There are cases when cbz/tbz are very useful, but for loops they do not help at all.
All the ARMv8 loops need 2 instructions, i.e. 8 bytes, instead of the single compare-and-branch of RISC-V.
There are 2 ways to do simple loops in ARM, you can either use an addition that stores the flags, then a conditional branch, or you can use an addition that does not store the flags, then a CBNZ (which tests whether the loop counter is null). Both ways need a pair of instructions.
Nevertheless, ARM has an unused opcode space equal in size to the space used by CBNZ/CBZ/TBNZ/TBZ (bits 29 to 31 equal to 3 or 7 instead of 1 or 5).
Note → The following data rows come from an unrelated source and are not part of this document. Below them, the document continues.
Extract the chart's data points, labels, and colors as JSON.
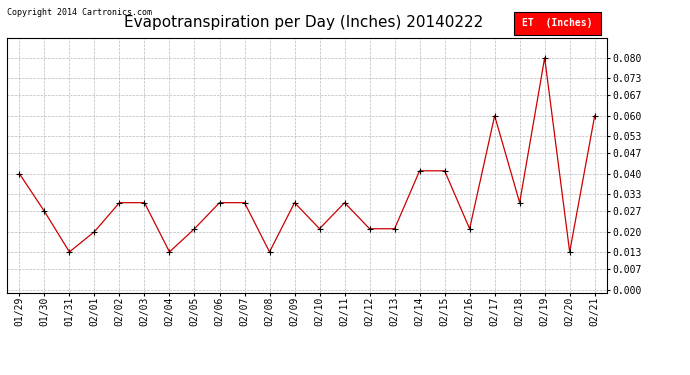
{
  "title": "Evapotranspiration per Day (Inches) 20140222",
  "copyright_text": "Copyright 2014 Cartronics.com",
  "legend_label": "ET  (Inches)",
  "line_color": "#cc0000",
  "marker": "+",
  "marker_color": "#000000",
  "background_color": "#ffffff",
  "grid_color": "#bbbbbb",
  "grid_linestyle": "--",
  "dates": [
    "01/29",
    "01/30",
    "01/31",
    "02/01",
    "02/02",
    "02/03",
    "02/04",
    "02/05",
    "02/06",
    "02/07",
    "02/08",
    "02/09",
    "02/10",
    "02/11",
    "02/12",
    "02/13",
    "02/14",
    "02/15",
    "02/16",
    "02/17",
    "02/18",
    "02/19",
    "02/20",
    "02/21"
  ],
  "values": [
    0.04,
    0.027,
    0.013,
    0.02,
    0.03,
    0.03,
    0.013,
    0.021,
    0.03,
    0.03,
    0.013,
    0.03,
    0.021,
    0.03,
    0.021,
    0.021,
    0.041,
    0.041,
    0.021,
    0.06,
    0.03,
    0.08,
    0.013,
    0.06
  ],
  "ylim": [
    -0.001,
    0.087
  ],
  "yticks": [
    0.0,
    0.007,
    0.013,
    0.02,
    0.027,
    0.033,
    0.04,
    0.047,
    0.053,
    0.06,
    0.067,
    0.073,
    0.08
  ],
  "title_fontsize": 11,
  "copyright_fontsize": 6,
  "tick_fontsize": 7,
  "legend_fontsize": 7
}
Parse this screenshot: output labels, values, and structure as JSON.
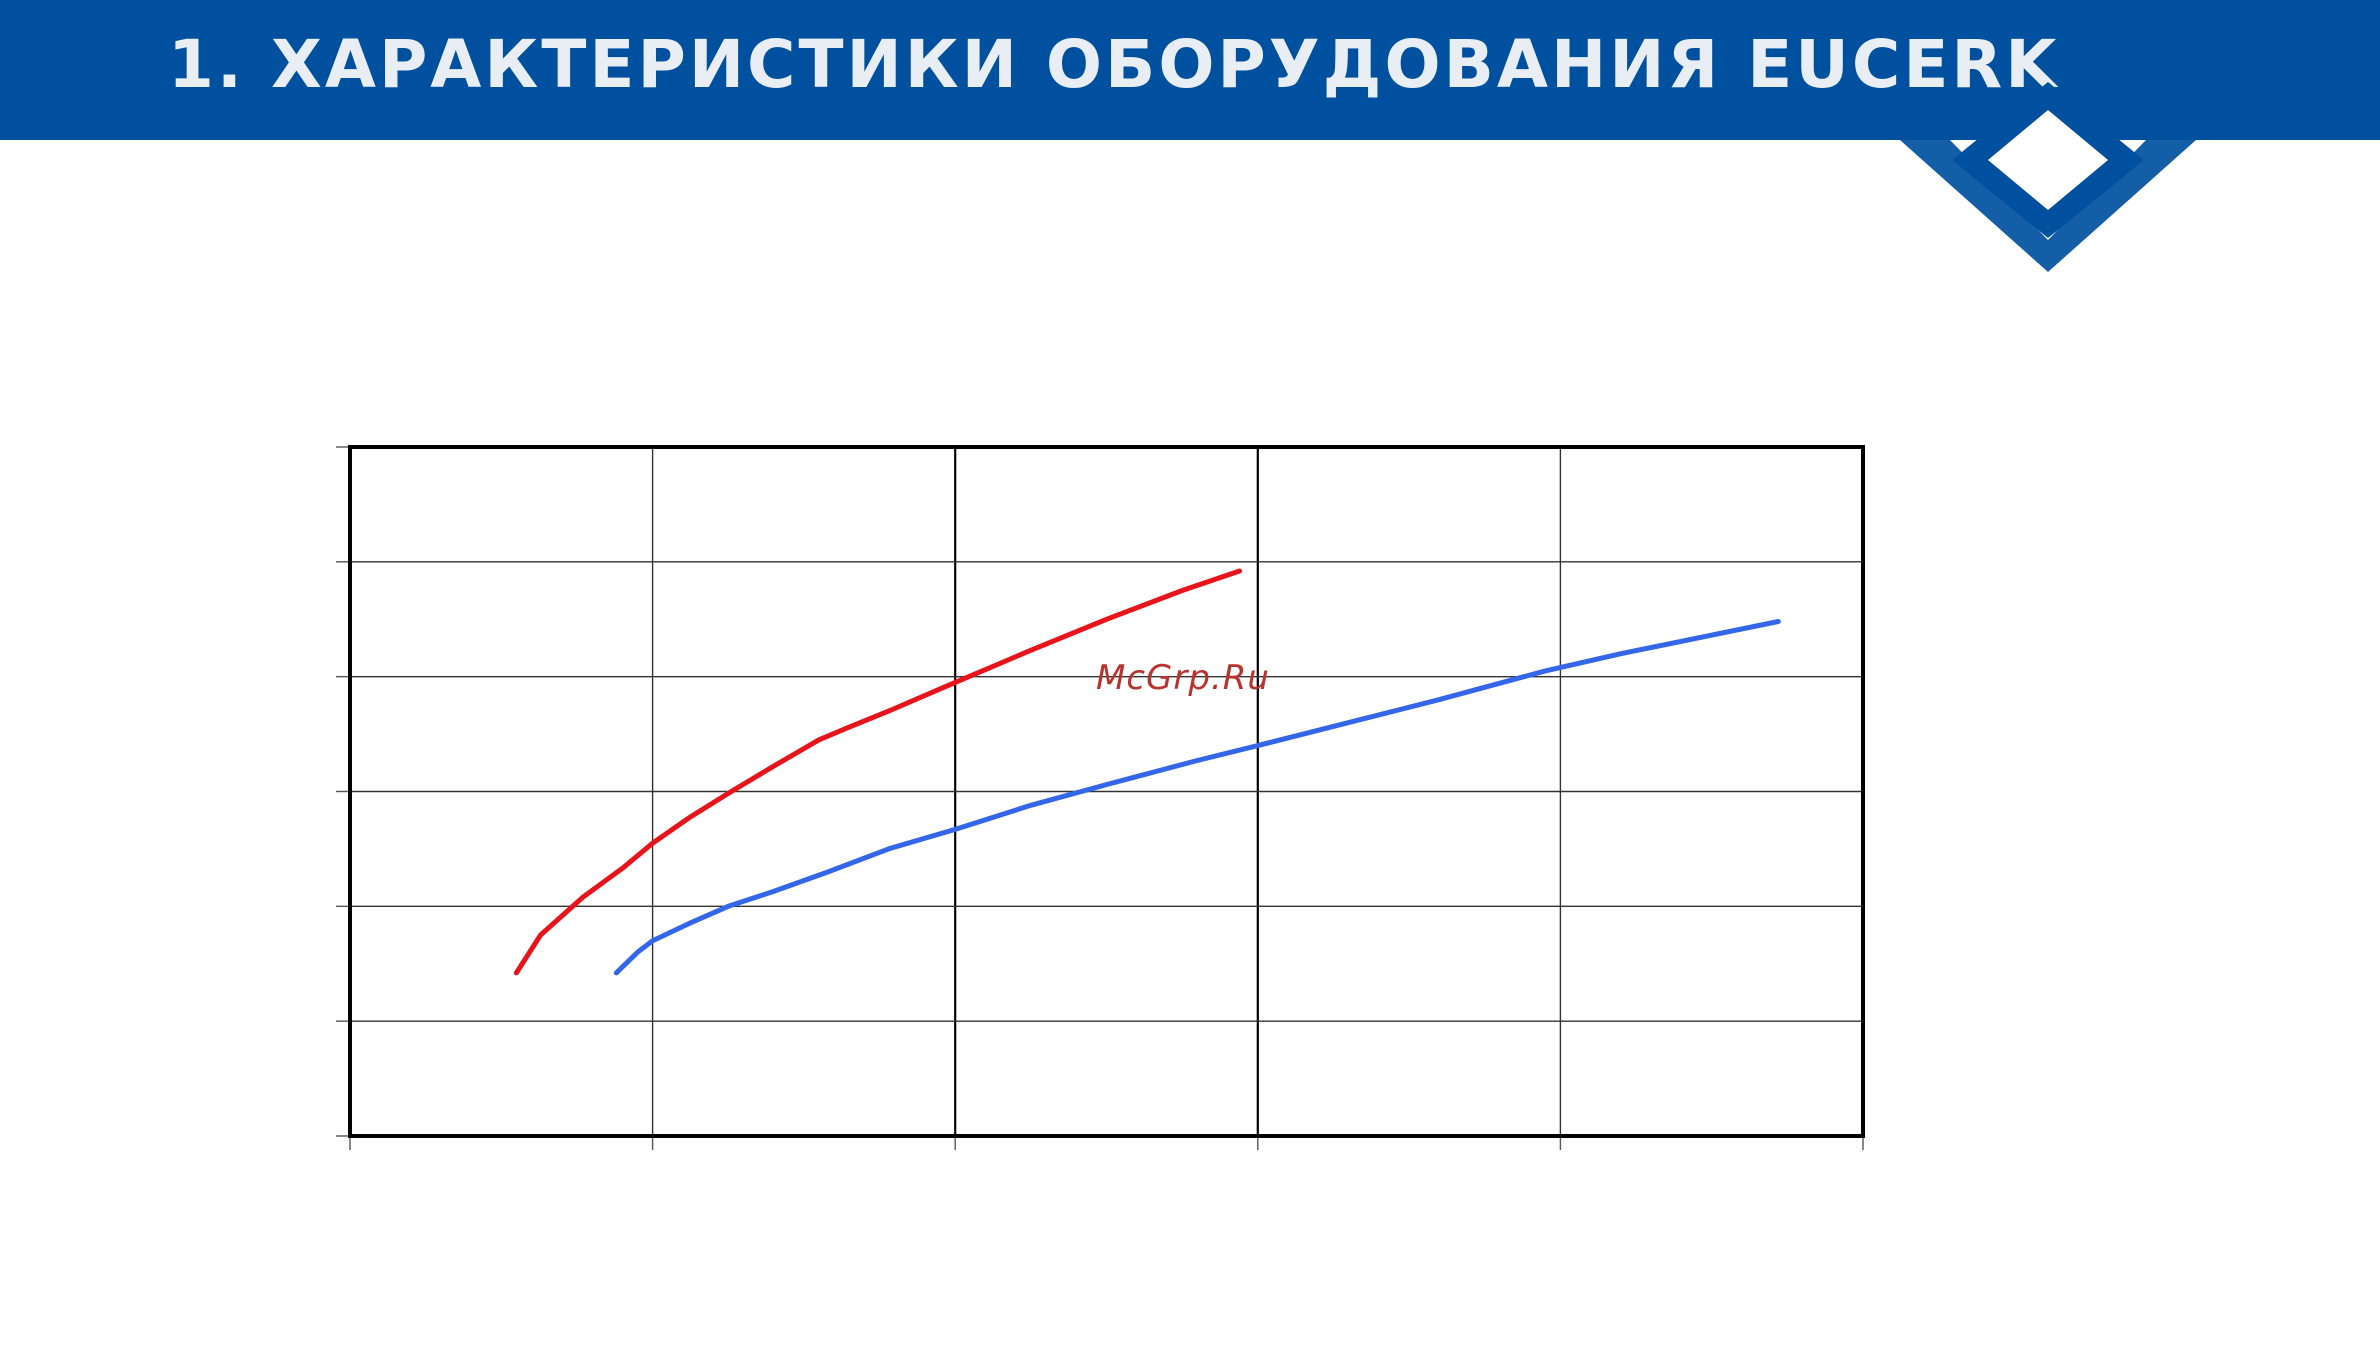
{
  "slide": {
    "title": "1. ХАРАКТЕРИСТИКИ ОБОРУДОВАНИЯ EUCERK",
    "brand_color": "#0050a0",
    "logo_icon": "diamond-logo-icon"
  },
  "watermark": "McGrp.Ru",
  "chart_data": {
    "type": "line",
    "xlim": [
      0,
      5
    ],
    "ylim": [
      0,
      6
    ],
    "grid": true,
    "series": [
      {
        "color": "#e8141b",
        "x": [
          0.55,
          0.63,
          0.77,
          0.9,
          1.0,
          1.12,
          1.26,
          1.4,
          1.55,
          1.64,
          1.78,
          2.0,
          2.25,
          2.5,
          2.75,
          2.94
        ],
        "y": [
          1.42,
          1.75,
          2.08,
          2.33,
          2.55,
          2.77,
          3.0,
          3.22,
          3.45,
          3.55,
          3.7,
          3.95,
          4.23,
          4.5,
          4.75,
          4.92
        ]
      },
      {
        "color": "#3366e8",
        "x": [
          0.88,
          0.95,
          1.0,
          1.12,
          1.25,
          1.4,
          1.58,
          1.78,
          2.0,
          2.25,
          2.5,
          2.8,
          3.0,
          3.3,
          3.6,
          3.95,
          4.2,
          4.72
        ],
        "y": [
          1.42,
          1.6,
          1.7,
          1.85,
          2.0,
          2.13,
          2.3,
          2.5,
          2.67,
          2.88,
          3.06,
          3.27,
          3.4,
          3.6,
          3.8,
          4.05,
          4.2,
          4.48
        ]
      }
    ]
  }
}
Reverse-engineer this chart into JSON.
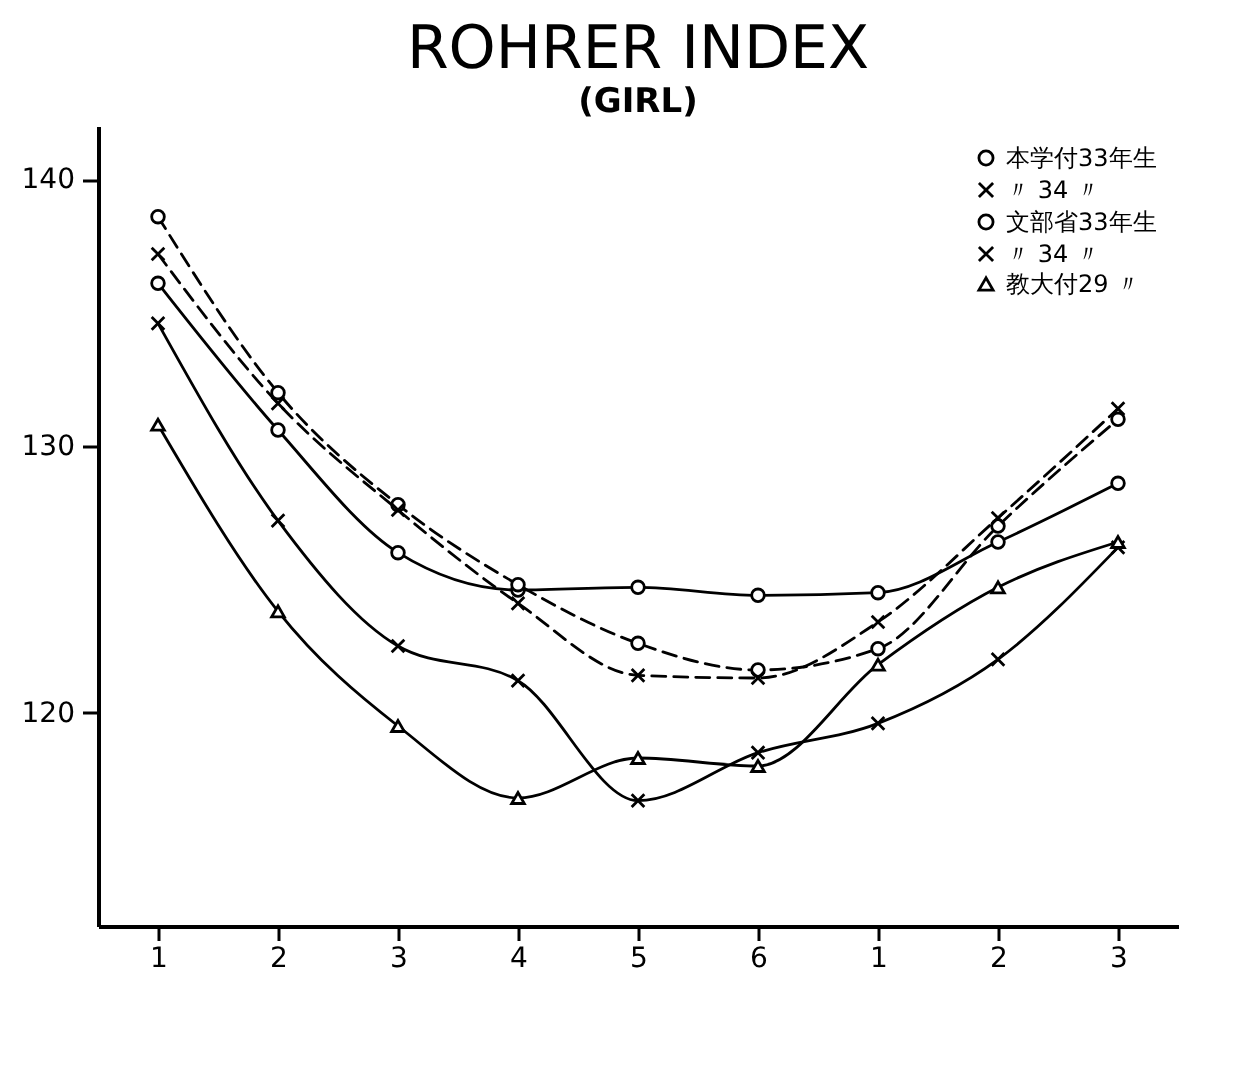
{
  "chart_data": {
    "type": "line",
    "title": "ROHRER INDEX",
    "subtitle": "(GIRL)",
    "categories": [
      "1",
      "2",
      "3",
      "4",
      "5",
      "6",
      "1",
      "2",
      "3"
    ],
    "series": [
      {
        "name": "本学付33年生",
        "color": "#000000",
        "marker": "circle",
        "line_style": "solid",
        "values": [
          136.1,
          130.6,
          126.0,
          124.6,
          124.7,
          124.4,
          124.5,
          126.4,
          128.6
        ]
      },
      {
        "name": "〃 34 〃",
        "color": "#000000",
        "marker": "cross",
        "line_style": "solid",
        "values": [
          134.6,
          127.2,
          122.5,
          121.2,
          116.7,
          118.5,
          119.6,
          122.0,
          126.2
        ]
      },
      {
        "name": "文部省33年生",
        "color": "#000000",
        "marker": "circle",
        "line_style": "dashed",
        "values": [
          138.6,
          132.0,
          127.8,
          124.8,
          122.6,
          121.6,
          122.4,
          127.0,
          131.0
        ]
      },
      {
        "name": "〃 34 〃",
        "color": "#000000",
        "marker": "cross",
        "line_style": "dashed",
        "values": [
          137.2,
          131.6,
          127.6,
          124.1,
          121.4,
          121.3,
          123.4,
          127.3,
          131.4
        ]
      },
      {
        "name": "教大付29 〃",
        "color": "#000000",
        "marker": "triangle",
        "line_style": "solid",
        "values": [
          130.8,
          123.8,
          119.5,
          116.8,
          118.3,
          118.0,
          121.8,
          124.7,
          126.4
        ]
      }
    ],
    "ylim": [
      112,
      142
    ],
    "yticks": [
      120,
      130,
      140
    ],
    "grid": false,
    "legend": "top right"
  }
}
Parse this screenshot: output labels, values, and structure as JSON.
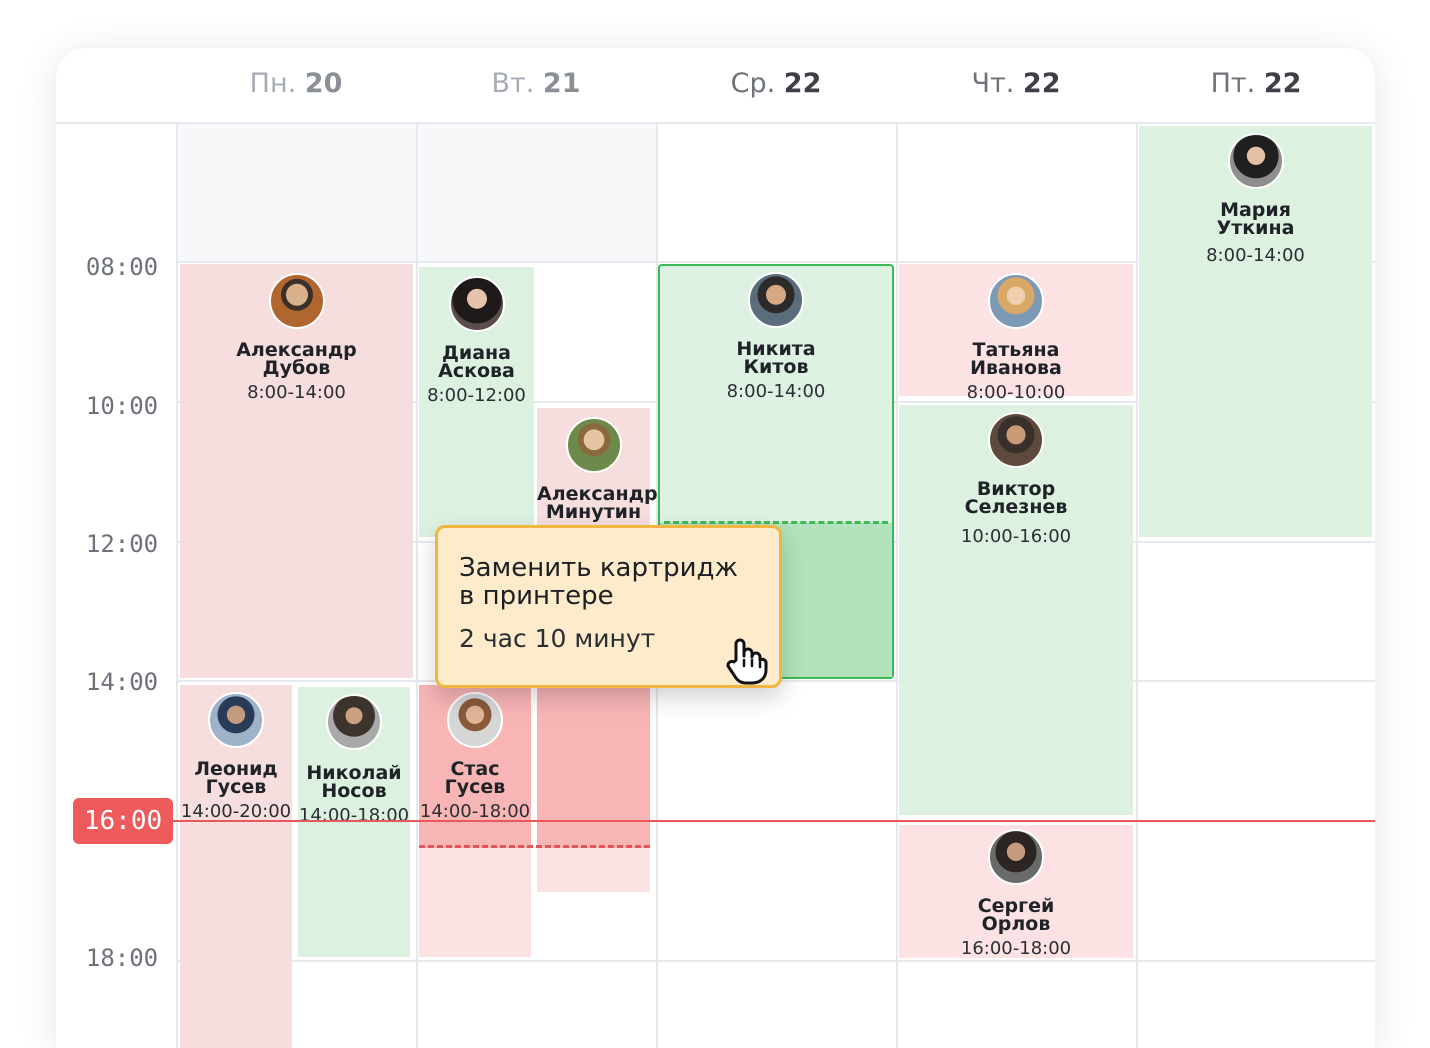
{
  "days": [
    {
      "name": "Пн.",
      "date": "20"
    },
    {
      "name": "Вт.",
      "date": "21"
    },
    {
      "name": "Ср.",
      "date": "22"
    },
    {
      "name": "Чт.",
      "date": "22"
    },
    {
      "name": "Пт.",
      "date": "22"
    }
  ],
  "time_labels": [
    "08:00",
    "10:00",
    "12:00",
    "14:00",
    "18:00"
  ],
  "current_time": "16:00",
  "events": [
    {
      "name_line1": "Александр",
      "name_line2": "Дубов",
      "time": "8:00-14:00"
    },
    {
      "name_line1": "Диана",
      "name_line2": "Аскова",
      "time": "8:00-12:00"
    },
    {
      "name_line1": "Александр",
      "name_line2": "Минутин",
      "time": ""
    },
    {
      "name_line1": "Никита",
      "name_line2": "Китов",
      "time": "8:00-14:00"
    },
    {
      "name_line1": "Татьяна",
      "name_line2": "Иванова",
      "time": "8:00-10:00"
    },
    {
      "name_line1": "Виктор",
      "name_line2": "Селезнев",
      "time": "10:00-16:00"
    },
    {
      "name_line1": "Мария",
      "name_line2": "Уткина",
      "time": "8:00-14:00"
    },
    {
      "name_line1": "Леонид",
      "name_line2": "Гусев",
      "time": "14:00-20:00"
    },
    {
      "name_line1": "Николай",
      "name_line2": "Носов",
      "time": "14:00-18:00"
    },
    {
      "name_line1": "Стас",
      "name_line2": "Гусев",
      "time": "14:00-18:00"
    },
    {
      "name_line1": "Сергей",
      "name_line2": "Орлов",
      "time": "16:00-18:00"
    }
  ],
  "tooltip": {
    "title_line1": "Заменить картридж",
    "title_line2": "в принтере",
    "duration": "2 час 10 минут"
  },
  "colors": {
    "accent_red": "#ef5b5d",
    "event_green": "#dcf1e0",
    "event_pink": "#f7dede",
    "tooltip_bg": "#fdebcb",
    "tooltip_border": "#f1b541",
    "selected_border": "#3cba54"
  },
  "icons": {
    "cursor": "hand-pointer-icon"
  }
}
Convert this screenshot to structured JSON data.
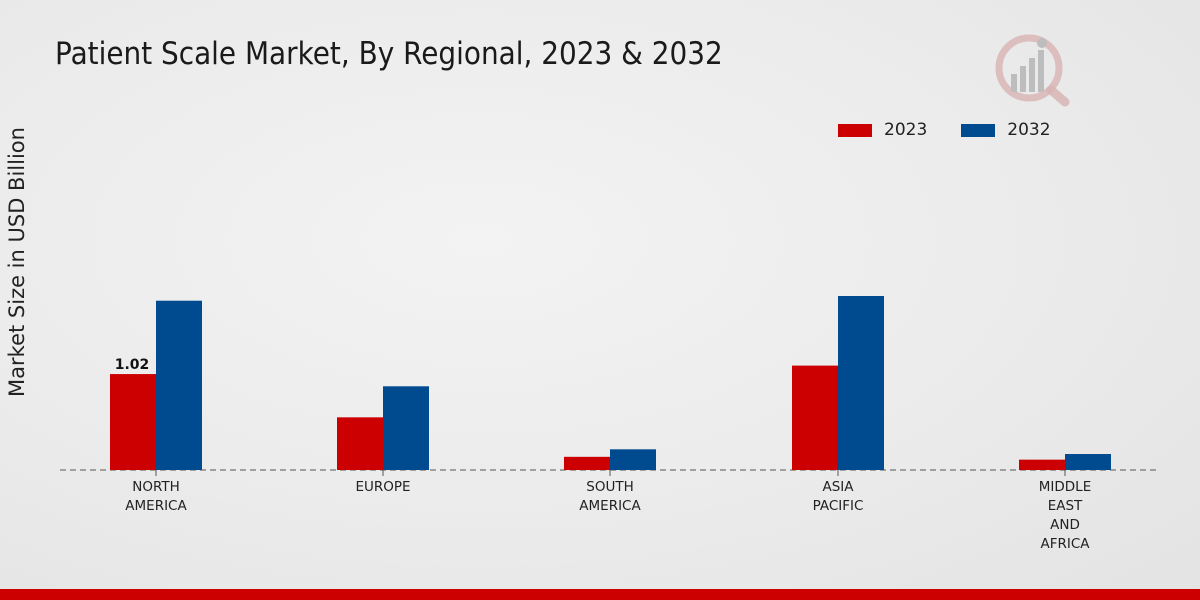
{
  "chart_data": {
    "type": "bar",
    "title": "Patient Scale Market, By Regional, 2023 & 2032",
    "xlabel": "",
    "ylabel": "Market Size in USD Billion",
    "ylim": [
      0,
      1.9
    ],
    "categories": [
      [
        "NORTH",
        "AMERICA"
      ],
      [
        "EUROPE"
      ],
      [
        "SOUTH",
        "AMERICA"
      ],
      [
        "ASIA",
        "PACIFIC"
      ],
      [
        "MIDDLE",
        "EAST",
        "AND",
        "AFRICA"
      ]
    ],
    "series": [
      {
        "name": "2023",
        "color": "#cc0000",
        "values": [
          1.02,
          0.56,
          0.14,
          1.11,
          0.11
        ]
      },
      {
        "name": "2032",
        "color": "#004a8f",
        "values": [
          1.8,
          0.89,
          0.22,
          1.85,
          0.17
        ]
      }
    ],
    "data_labels": [
      {
        "series": 0,
        "category": 0,
        "text": "1.02"
      }
    ],
    "legend_position": "top-right",
    "grid": false
  }
}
In that unused opcode space, 4 pairs of compare-and-branch instructions could be encoded (3 pairs corresponding to those of RISC-V plus 1 pair of test-under-mask, corresponding to the TEST instruction of x86; each pair being for a condition and its negation).
All 4 pairs of compare-and-branch would have 14-bit offsets, like TBZ/TBNZ, i.e. a range larger than that of the RISC-V branches.
This addition to the ARM ISA would decrease the code size by 4 bytes for each 25 to 30 bytes, so a 10% to 15% improvement.